The seminars were organized by Nelson, Congressman Pete McCloskey and activist Denis Hayes. Yet the group quickly realized there was potential to expand the appeal of the event beyond student communities.
About 20 million Americans across age and political spectrums, vocations and socioeconomic groups participated in the newly renamed Earth Day protests, which received national media attention and support.
The Earth Day protests have had a lasting impact on American politics. The US Environmental Protection Agency was created in late 1970 and a series of laws were passed to help protect the environment. The Clean Air Act, the Occupational Safety and Health Act and the National Environmental Education Act were among them.
Other laws to protect water quality, endangered species, and the use of dangerous chemicals and pesticides were quickly introduced.
In 1990, Earth Day expanded outside of the United States. Two hundred million people from 141 nations came together that year to promote recycling around the world, setting the stage for the United Nations Conference on Environment and Development in Rio de Janeiro, Brazil, in 1992 .
Recognized by the UN
The United Nations Convention on Climate Change and the United Nations Convention on Biological Diversity, as well as the Commission on Sustainable Development responsible for monitoring and reporting on the implementation of the Earth Summit agreements have been formed to following this “Earth Summit”.
Denis Hayes and the Earth Day organization have turned their attention to the growing realities of impending climate catastrophe as the millennium approaches, warning world leaders that immediate action is needed to combat global warming.

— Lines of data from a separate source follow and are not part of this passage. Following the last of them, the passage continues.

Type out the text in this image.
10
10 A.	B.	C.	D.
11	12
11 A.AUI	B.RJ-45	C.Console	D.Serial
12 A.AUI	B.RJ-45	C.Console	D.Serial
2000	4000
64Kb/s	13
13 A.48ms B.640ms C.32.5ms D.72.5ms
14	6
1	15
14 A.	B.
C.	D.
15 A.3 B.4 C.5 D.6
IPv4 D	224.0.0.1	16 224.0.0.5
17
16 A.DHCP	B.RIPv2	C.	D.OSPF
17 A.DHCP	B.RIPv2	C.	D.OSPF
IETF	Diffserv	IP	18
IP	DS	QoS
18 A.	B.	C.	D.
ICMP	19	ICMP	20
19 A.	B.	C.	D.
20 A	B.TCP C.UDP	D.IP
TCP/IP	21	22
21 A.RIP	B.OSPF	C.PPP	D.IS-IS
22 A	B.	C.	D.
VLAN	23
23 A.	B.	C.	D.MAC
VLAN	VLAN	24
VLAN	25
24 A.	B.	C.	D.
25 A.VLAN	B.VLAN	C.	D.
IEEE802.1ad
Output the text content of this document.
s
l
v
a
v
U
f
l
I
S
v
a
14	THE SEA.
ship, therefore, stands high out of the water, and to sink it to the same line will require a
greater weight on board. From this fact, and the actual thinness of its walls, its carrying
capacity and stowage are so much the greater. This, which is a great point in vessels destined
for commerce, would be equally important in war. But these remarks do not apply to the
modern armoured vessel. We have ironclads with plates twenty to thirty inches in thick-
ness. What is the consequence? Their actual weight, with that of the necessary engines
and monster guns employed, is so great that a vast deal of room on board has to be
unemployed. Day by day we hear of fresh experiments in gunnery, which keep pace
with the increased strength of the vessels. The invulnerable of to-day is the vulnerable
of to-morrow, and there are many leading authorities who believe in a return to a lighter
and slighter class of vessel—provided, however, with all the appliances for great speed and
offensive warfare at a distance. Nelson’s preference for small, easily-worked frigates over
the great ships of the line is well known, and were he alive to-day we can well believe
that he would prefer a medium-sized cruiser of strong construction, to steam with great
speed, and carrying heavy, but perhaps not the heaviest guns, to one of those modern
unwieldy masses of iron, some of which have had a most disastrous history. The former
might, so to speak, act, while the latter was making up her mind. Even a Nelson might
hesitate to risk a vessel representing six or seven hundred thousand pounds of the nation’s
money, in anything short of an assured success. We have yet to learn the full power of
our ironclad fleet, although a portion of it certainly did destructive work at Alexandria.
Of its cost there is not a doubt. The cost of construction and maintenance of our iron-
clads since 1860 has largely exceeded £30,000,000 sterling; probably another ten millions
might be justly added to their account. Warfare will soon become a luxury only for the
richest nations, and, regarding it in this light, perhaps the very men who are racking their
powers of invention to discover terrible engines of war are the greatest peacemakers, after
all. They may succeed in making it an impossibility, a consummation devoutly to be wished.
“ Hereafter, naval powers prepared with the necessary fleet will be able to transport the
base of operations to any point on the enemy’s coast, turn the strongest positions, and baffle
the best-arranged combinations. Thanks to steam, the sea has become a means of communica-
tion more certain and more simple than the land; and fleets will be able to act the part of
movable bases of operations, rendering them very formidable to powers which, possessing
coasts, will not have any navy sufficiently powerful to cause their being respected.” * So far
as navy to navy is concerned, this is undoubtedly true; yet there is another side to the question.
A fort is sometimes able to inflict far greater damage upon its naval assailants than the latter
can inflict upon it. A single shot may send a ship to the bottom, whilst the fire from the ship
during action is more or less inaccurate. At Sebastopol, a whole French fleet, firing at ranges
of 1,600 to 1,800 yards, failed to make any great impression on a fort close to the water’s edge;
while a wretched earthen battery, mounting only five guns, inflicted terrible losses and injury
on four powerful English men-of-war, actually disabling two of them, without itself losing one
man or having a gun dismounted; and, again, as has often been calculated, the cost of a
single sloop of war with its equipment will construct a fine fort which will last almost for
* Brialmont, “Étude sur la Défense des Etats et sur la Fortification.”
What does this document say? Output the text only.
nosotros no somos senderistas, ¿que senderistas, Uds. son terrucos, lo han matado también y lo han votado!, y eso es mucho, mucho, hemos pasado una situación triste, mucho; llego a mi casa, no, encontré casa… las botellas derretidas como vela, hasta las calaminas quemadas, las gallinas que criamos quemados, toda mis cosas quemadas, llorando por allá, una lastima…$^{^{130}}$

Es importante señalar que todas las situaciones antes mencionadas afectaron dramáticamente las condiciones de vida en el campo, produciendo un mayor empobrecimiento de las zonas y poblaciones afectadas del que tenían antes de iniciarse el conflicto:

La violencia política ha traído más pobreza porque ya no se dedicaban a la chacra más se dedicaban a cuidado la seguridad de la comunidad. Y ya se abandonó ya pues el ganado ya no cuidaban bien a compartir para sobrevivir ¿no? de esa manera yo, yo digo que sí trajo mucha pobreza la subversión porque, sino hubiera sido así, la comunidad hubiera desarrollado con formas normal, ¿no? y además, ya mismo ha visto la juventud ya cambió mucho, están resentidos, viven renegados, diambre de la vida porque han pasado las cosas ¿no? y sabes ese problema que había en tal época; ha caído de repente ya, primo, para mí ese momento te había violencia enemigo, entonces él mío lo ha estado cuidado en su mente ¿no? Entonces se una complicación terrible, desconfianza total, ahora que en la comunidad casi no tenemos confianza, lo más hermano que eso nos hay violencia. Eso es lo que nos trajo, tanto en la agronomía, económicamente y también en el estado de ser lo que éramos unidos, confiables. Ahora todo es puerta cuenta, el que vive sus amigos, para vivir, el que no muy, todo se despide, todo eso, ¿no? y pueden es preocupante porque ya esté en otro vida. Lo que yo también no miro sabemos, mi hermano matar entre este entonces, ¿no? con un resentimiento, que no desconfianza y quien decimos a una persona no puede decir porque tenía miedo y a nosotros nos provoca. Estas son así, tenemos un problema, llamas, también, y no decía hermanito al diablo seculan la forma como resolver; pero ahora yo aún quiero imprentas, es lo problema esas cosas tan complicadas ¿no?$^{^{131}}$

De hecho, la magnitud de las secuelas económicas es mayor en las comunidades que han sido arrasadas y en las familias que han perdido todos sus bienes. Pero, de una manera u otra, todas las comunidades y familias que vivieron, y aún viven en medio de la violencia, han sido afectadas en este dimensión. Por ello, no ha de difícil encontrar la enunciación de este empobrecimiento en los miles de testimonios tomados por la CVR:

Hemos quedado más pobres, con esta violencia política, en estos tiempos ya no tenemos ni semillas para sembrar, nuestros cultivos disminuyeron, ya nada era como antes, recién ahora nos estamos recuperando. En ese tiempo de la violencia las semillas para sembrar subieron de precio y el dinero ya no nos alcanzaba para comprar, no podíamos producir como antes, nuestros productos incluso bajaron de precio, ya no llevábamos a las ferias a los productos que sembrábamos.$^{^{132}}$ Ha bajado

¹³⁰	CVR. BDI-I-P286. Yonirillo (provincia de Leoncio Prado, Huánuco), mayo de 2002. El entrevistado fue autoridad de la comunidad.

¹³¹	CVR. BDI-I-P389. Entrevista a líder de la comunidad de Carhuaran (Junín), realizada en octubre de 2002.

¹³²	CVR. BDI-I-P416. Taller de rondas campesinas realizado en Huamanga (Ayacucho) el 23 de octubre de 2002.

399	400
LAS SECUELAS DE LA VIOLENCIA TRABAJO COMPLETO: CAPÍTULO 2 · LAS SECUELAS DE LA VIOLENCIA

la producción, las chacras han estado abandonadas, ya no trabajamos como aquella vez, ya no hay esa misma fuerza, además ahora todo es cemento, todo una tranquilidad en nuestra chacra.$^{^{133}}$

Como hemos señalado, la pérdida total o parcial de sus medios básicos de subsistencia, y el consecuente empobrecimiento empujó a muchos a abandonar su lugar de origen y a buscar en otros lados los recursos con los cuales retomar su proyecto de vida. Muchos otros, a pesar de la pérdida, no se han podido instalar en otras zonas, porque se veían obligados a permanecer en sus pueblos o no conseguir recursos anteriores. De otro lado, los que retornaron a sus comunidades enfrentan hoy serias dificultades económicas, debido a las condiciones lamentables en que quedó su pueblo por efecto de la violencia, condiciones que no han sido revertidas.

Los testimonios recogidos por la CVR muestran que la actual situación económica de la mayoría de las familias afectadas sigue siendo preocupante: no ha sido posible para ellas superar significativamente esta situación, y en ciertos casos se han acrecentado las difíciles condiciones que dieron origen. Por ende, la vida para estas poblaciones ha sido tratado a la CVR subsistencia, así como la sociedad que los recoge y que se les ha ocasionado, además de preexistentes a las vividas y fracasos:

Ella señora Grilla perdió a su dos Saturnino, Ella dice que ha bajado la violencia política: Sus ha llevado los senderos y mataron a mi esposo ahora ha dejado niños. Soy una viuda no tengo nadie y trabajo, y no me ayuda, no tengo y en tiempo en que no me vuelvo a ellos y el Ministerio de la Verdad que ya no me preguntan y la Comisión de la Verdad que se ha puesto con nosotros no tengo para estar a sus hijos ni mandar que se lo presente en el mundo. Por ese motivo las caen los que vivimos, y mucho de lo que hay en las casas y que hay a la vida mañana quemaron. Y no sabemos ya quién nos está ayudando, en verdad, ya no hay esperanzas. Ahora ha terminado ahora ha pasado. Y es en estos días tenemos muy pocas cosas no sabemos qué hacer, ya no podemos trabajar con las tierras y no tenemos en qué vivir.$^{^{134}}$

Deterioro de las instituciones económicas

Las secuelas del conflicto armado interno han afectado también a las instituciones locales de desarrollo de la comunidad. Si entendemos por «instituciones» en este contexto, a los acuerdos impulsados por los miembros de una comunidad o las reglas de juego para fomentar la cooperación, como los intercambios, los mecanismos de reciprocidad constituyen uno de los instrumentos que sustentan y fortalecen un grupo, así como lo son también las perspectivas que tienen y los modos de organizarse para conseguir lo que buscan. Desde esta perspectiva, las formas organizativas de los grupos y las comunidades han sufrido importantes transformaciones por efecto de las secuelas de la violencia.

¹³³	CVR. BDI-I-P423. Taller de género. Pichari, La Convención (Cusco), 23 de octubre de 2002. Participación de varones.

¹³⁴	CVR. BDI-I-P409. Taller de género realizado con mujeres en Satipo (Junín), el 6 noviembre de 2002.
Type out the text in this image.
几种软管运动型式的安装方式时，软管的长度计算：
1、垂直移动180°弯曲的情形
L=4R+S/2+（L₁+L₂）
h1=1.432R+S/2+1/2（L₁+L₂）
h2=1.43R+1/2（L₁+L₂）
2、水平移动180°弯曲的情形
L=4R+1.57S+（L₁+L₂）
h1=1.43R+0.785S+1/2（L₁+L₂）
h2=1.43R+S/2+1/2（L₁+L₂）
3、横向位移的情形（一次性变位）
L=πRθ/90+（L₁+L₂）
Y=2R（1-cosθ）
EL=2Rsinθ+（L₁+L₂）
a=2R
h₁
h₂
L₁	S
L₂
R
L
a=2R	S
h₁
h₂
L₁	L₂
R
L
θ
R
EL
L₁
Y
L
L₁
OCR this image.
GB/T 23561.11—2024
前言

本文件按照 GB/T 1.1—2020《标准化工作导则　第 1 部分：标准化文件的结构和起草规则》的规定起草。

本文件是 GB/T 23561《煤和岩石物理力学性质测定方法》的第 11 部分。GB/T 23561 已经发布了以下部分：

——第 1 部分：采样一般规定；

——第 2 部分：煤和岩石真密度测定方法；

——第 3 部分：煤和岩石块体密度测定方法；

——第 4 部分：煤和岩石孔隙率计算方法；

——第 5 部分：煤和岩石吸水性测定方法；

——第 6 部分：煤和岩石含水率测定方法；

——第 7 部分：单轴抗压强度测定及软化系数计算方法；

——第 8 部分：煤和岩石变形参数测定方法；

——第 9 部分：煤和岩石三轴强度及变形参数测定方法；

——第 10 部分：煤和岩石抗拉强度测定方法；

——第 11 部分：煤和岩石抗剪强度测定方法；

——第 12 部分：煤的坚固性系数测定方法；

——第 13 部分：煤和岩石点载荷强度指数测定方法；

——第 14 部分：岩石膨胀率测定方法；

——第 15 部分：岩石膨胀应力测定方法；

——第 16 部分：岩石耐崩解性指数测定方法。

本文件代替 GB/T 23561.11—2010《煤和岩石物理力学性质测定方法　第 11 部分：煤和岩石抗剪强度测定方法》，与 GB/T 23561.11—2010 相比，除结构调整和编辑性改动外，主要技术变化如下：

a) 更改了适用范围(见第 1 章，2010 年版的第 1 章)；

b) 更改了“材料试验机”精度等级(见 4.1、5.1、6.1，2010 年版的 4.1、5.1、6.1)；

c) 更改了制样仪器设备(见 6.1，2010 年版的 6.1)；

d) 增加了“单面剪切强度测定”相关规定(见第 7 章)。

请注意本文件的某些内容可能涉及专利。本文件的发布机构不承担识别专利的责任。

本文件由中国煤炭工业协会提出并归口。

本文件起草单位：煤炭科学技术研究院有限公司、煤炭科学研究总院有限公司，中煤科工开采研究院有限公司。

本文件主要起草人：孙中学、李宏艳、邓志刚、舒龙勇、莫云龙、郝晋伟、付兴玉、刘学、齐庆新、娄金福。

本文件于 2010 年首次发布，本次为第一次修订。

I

It’s a message that still rings true today. According to the latest study by the Intergovernmental Panel on Climate Change, unless faster action is taken to reduce greenhouse gas emissions, the globe will warm by 3.2°C above pre-industrial levels. This degree of warming would destroy the world and all life in it, including humans.
Earth Day has grown into a global movement, raising awareness of environmental concerns and providing a platform for individuals to become active in the fight against climate change. It may be the difference between life and death for us.